What will life in Malta look like in 2021 after the end of this corona pandemic?

According to our prime minister, we will soon be going back to the construction- and mass- tourism-led economic growth and its natural corollary, demographic, ecological and aesthetic destruction of Malta.

However we all know that ‘l-uomo propone e Dio dispone’.  What the world will look like may not allow a simple resumption of our former lives as though nothing had happened.

I doubt mass tourism will simply resume next year. Many will never set foot on a cruise liner again. These have proven to be breeding grounds of disease in restricted areas where crew and passengers cannot avoid infecting each other.

Nobody will take a trip by air  in a confined space with 180 other passengers coming from countries where the virus would still be in early stages or in renewed outbreaks unless absolutely necessary.

No one will go on holiday to one of the most densely populated countries in the world where the chances of being infected are big.

Who would consider retiring or buying an expensive property in such a densely populated country? Construction activity with continual fatal accidents in the inner cores of towns because of demolition digging happening too close to older badly-built houses frightens investors. Will they invest in a country where the main hospital was built with defective and fraudulent mixes of concrete supplied by greedy local suppliers?

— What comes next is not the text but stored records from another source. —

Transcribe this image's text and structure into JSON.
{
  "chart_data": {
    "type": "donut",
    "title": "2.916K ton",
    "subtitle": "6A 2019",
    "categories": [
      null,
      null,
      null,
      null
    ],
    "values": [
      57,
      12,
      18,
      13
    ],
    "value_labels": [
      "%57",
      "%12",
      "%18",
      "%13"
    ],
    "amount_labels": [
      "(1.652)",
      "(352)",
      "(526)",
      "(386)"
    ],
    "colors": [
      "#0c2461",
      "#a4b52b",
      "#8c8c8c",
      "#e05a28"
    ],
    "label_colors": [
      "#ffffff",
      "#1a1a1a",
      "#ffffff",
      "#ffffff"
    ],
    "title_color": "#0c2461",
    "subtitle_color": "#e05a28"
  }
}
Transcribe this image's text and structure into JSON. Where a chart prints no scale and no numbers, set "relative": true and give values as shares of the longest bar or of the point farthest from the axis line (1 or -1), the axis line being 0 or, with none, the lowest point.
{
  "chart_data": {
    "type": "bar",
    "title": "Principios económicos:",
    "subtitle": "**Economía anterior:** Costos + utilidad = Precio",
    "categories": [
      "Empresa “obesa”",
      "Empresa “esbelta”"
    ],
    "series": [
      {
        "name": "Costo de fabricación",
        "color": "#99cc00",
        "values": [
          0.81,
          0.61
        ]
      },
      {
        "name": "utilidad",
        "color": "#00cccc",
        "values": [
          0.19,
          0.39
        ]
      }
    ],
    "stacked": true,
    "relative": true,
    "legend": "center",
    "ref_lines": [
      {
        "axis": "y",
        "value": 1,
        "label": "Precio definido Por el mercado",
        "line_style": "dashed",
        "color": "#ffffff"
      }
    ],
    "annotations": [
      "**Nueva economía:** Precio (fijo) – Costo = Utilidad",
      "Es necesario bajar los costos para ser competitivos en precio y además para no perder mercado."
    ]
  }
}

Who can guarantee the quality of concrete delivered to present buildings? Who would invest in a 27- or 36- floor building where lifts could always break down because of electricity cuts or where the fire brigade cannot reach these heights in case of fire? These facts cannot be hidden from investors.

No, Mr Prime Minister, the world after the pandemic, whenever this pandemic is overcome, will not be the same as before. The recipe of our former disgraced prime minister Joseph Muscat and his cronies will not work. Factories will turn to 3D printing, offices will close and turn to home office and distance digital services with people staying home. Language schools will also go digital and teach at distances.

I doubt mass tourism will simply resume next year. Many will never setfoot on a cruise liner again

Parents will not send their children on planes that are crowded, to countries that are crowded, to classes that are crowded to risk their children coming back with the virus to kill grandma or grandpa. Families who would have gone through eight or 10 months of severe austerity being unable to pay rent and just able to survive on government hand-outs, will be in greater debt than before. Rebuilding their economy once more will be prioritised over holidays or gambling, as sporting events are forbidden after the pandemic.

This scenario is highly probable and the entire world will only be free once a vaccine is discovered and all populations are inoculated.

In this new world Malta has a chance to grasp the opportunity that this calamity provides. All catastrophes offer opportunities for those who are capable of thinking and who are not caught in the net of lobbyists, of capitalists and business-as-usual blindness.

For Malta may I suggest going to a new economy that is based upon reduced but highly expensive tourism where we let a large number of two-, three- or four-star hotels be upgraded or close down. The five- and six-star resorts and hotels should be helped to raise the salary levels of their employees so that a lower number of employees will provide income for entire families and provide better qualified services to the luxury tourists.

All airbnb premises are to have five or six stars qualification marks which should include 24 hours concierge services, Maltese language skills and fire and emergency provisions.

We should ban cruise liners from entering our territorial waters since these only leave profits for the cruise companies and ship owners.

Reducing the number of non-regulated taxi services, of cheap souvenir shops and over supply of eateries and coffee shops will be a good thing as they clutter and make the island look cheap and shabby.

Tax holidays for retirees and for money launderers should be eliminated.

Construction must stop. It is uglifying our country and will deter luxury tourism and wealthy retirees from visiting our island. They will only come if we are unique. We should introduce obligatory electric cars, free or next to free electricity and public electric transportation. Investors read the same tea leaves I am reading. The speculators behind the planned high-rise buildings that have begun to be built or that are still in the planning or preconstruction phase can and should be stopped.

These speculators will get cold feet and if they stop and turn their sites to parks then Malta might still make it to be a luxury tourism destination.  The construction industry with proficient Maltese-speaking staff earning good salaries can turn to restoration of all buildings in Malta bringing these to energy neutral buildings in the beautiful two storey heights that characterise Maltese village cores. If this is not done freely then the government should set an obligatory moratorium.

If the present government does not turn a completely new page then post-pandemic life  may take a political meaning and be translated to post-Partit Laburista.